担当医もそれにつられたのか、必要以上にラグナに顔を近づけ、
「多分、患者自身の心の問題なのではないか・・・と」
やはりひそひそ答える。
「なんだって?」
あまりにも小さい返答だったのでラグナはうっかり聞き逃してしまった。
 担当医はちらりスコールの様子を窺うと、再度、
「記憶喪失の原因は、患者自身の心の問題だと思われます」
先刻よりはいささか強い口調でそう告げた。
 それを耳にしたラグナは一瞬凄く恐い表情になったが、それを目撃してしまった担当医がその場に硬直しているのに気づき、すぐにいつものとぼけたものへと表情を改めた。
「そっか。・・・ごくろうさん、もう戻ってもいいぜ」
言いながら担当医の背中を押すようにして病室から追いだしてしまった。

 二人のやりとりなど完全に無視して、スコールはストレッチに励んでいた。
 わずか3日間ベットに拘束されていただけだというのに、自分で思っていた以上に身体が衰えていたのだ。肉体が資本の傭兵家業を営んでいこうとしている以上、身体の衰えは即生死に関わる重大問題である。
 だからスコールは必死になってリハビリに専念していた。

 周囲に関心を払っていないのをいいことに、ラグナはそんなスコールの様子を眺めつつ、己の考えに没頭していた。
(・・・・・・っていうと、何か・・・。
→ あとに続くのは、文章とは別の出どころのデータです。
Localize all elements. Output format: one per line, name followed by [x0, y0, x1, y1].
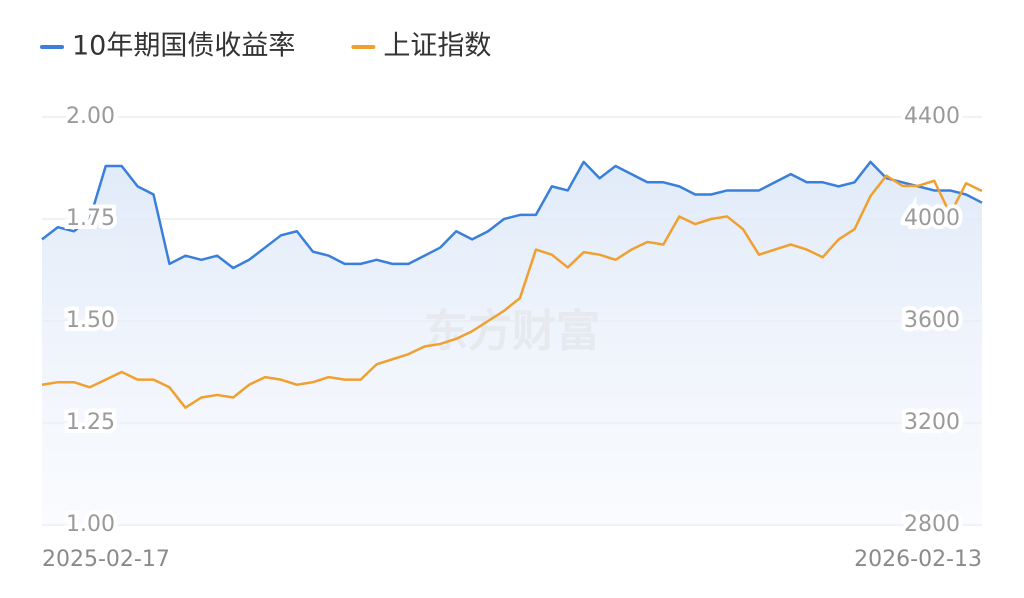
y2-tick-label: 3200	[904, 410, 960, 435]
x-tick-label: 2025-02-17	[42, 547, 170, 572]
line-series	[41, 160, 983, 270]
legend-label: 上证指数	[383, 31, 491, 62]
grid	[42, 116, 982, 526]
watermark: 东方财富	[424, 306, 600, 357]
y-tick-label: 1.25	[66, 410, 115, 435]
y-tick-label: 2.00	[66, 104, 115, 129]
line-series	[41, 174, 983, 409]
y2-tick-label: 4400	[904, 104, 960, 129]
y-tick-label: 1.00	[66, 512, 115, 537]
area-fill	[42, 161, 982, 525]
y2-tick-label: 3600	[904, 308, 960, 333]
y2-tick-label: 4000	[904, 206, 960, 231]
x-tick-label: 2026-02-13	[854, 547, 982, 572]
y-tick-label: 1.50	[66, 308, 115, 333]
y2-tick-label: 2800	[904, 512, 960, 537]
legend-label: 10年期国债收益率	[72, 31, 295, 62]
y-tick-label: 1.75	[66, 206, 115, 231]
記憶喪失なんてけったいなことになっちまったのは、あん時に、スコールが何を考えていたかっつうことが、問題だってのか?)
ラグナは真剣そのものの顔つきで考えこんでいた。

『患者自身の心の問題だと思われます』
担当医の言葉が脳裏に甦る。

 多分それが正解なのだ。
 苦い気分とともにラグナはそれを認めた。

 ここしばらくの間、スコールは何か思い詰めているようだと、心配げに告げてくれた人間がいた。
 極秘に入手した情報から、ある時を境にしてスコールが任務で単独行動をとり続けていることも知っていた。
 そして何よりも、ラグナ自身、モニター越しに言葉を交わしている時のスコールの表情が暗い翳りを帯びていることに気づいていた。
 そんなスコールが心配で心配で、周囲を説き伏せて無理矢理その顔を見に行った時、微かにほっとしたような表情を浮かべたスコールがとても印象的だった。
 そう、スコールはラグナに心を開きかけていたのだ。
 それが記憶喪失となった現在、出会った当初よりもさらに酷い状態になっている。
 そんな危機的状況を打開するべく、ラグナはある案を思いつき、実行に移すことにした。